Past Chair(s)/ President(s):
Professor Robert Thomas
Professor Bruce Mann
Advisory panel and bodies
Members of the Surgical Oncology group contribute to the development and design of cancer care in Australia, New Zealand and further abroad. Regular contribution to COSA on Council and at the annual COSA ASM provides input towards national cancer management strategies.
Surgical oncology members also contribute to numerous National Health and Medical Research Council (NHMRC) committees, including those developing and revising current NHMRC Practice Guidelines for many types of cancers and through Government advisory panels.
Join COSA now
Contact COSA for more information about this group.
Each year, diverse opportunities for professional development in numerous areas of cancer treatment, across the breadth of surgical and many other disciplines, specifically at the COSA Annual Scientific Meeting. In addition, there are workshops and courses provided through affiliated groups and societies nationally and internationally. Our many links promote such exchanges and training.

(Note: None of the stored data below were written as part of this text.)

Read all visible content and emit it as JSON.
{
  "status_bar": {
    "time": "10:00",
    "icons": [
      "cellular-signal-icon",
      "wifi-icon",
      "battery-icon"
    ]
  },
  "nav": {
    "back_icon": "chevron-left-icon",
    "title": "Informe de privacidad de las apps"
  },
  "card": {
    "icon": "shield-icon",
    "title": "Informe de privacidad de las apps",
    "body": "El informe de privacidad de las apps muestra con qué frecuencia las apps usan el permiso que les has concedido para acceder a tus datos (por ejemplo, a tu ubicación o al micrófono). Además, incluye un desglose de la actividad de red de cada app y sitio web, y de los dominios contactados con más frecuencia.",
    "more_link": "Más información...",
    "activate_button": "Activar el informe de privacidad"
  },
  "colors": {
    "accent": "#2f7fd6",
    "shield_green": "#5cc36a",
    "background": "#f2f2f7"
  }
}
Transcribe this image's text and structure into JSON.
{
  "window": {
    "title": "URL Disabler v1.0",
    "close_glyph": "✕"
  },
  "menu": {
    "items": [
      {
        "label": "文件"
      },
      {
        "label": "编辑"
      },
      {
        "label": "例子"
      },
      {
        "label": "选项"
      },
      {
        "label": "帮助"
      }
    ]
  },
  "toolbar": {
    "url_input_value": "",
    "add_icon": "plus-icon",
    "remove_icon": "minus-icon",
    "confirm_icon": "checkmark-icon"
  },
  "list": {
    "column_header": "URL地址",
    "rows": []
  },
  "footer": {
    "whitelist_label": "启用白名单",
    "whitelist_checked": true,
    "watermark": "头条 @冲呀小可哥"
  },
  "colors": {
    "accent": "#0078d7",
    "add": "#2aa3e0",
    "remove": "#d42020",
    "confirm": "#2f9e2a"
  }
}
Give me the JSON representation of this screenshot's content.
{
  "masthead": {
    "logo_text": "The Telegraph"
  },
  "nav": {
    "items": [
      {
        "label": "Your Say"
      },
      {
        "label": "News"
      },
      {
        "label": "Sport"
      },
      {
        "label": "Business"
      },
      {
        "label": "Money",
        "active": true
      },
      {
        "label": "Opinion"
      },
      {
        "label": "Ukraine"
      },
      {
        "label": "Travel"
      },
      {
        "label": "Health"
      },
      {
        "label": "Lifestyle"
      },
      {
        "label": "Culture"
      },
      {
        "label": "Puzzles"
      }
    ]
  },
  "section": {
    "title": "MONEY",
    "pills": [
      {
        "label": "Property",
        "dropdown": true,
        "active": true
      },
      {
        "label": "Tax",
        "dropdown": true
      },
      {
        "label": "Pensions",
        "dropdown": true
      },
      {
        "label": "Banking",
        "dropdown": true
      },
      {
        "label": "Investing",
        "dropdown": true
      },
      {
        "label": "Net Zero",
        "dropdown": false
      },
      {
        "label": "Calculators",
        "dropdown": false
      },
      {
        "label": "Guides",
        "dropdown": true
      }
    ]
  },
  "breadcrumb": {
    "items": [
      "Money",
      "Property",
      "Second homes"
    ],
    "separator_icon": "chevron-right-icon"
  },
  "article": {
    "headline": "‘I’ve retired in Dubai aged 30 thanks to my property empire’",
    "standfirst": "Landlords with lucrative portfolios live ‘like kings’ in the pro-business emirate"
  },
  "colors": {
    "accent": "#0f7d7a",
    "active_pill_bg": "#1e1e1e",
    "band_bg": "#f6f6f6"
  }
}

The main academic and educational activity is the COSA Annual Scientific Meeting held in November each year, where Surgical Oncology group members, distinguished visitors and others present research and other papers. These often have broad educational and scientific value for busy clinicians from many areas. Many members also attend national and overseas conferences to present their work to others and learn new information and approaches.
Postgraduate education is the main emphasis of COSA activities and surgical oncology teaching is provided to many interest groups within and outside COSA including surgical trainees. Surgical training in Australia and New Zealand is undergoing a major change, and the Surgical Oncology Group has agreed to initiate a surgical oncology teaching module to be delivered each year in conjunction with the annual meeting of General Surgeons of Australia.
Members of the Surgical Oncology Group are involved in undergraduate medical education and in curricular development in many Australasian medical schools.
Community education is another essential pursuit of Surgical Oncology group members to inform and educate the public on matters of importance in cancer care and prevention. This is performed using a variety of media and collaborative platforms, including Cancer Council Australia and the RACS.
Outreach Services are a key function provided by many members of the Surgical Oncology group to country regions and remote areas to facilitate improved delivery of cancer care and education to regional Australia.
International missions to Asian hospitals have been achieved allowing surgical procedures to be performed in these countries educating local surgeons and staff in surgical oncology.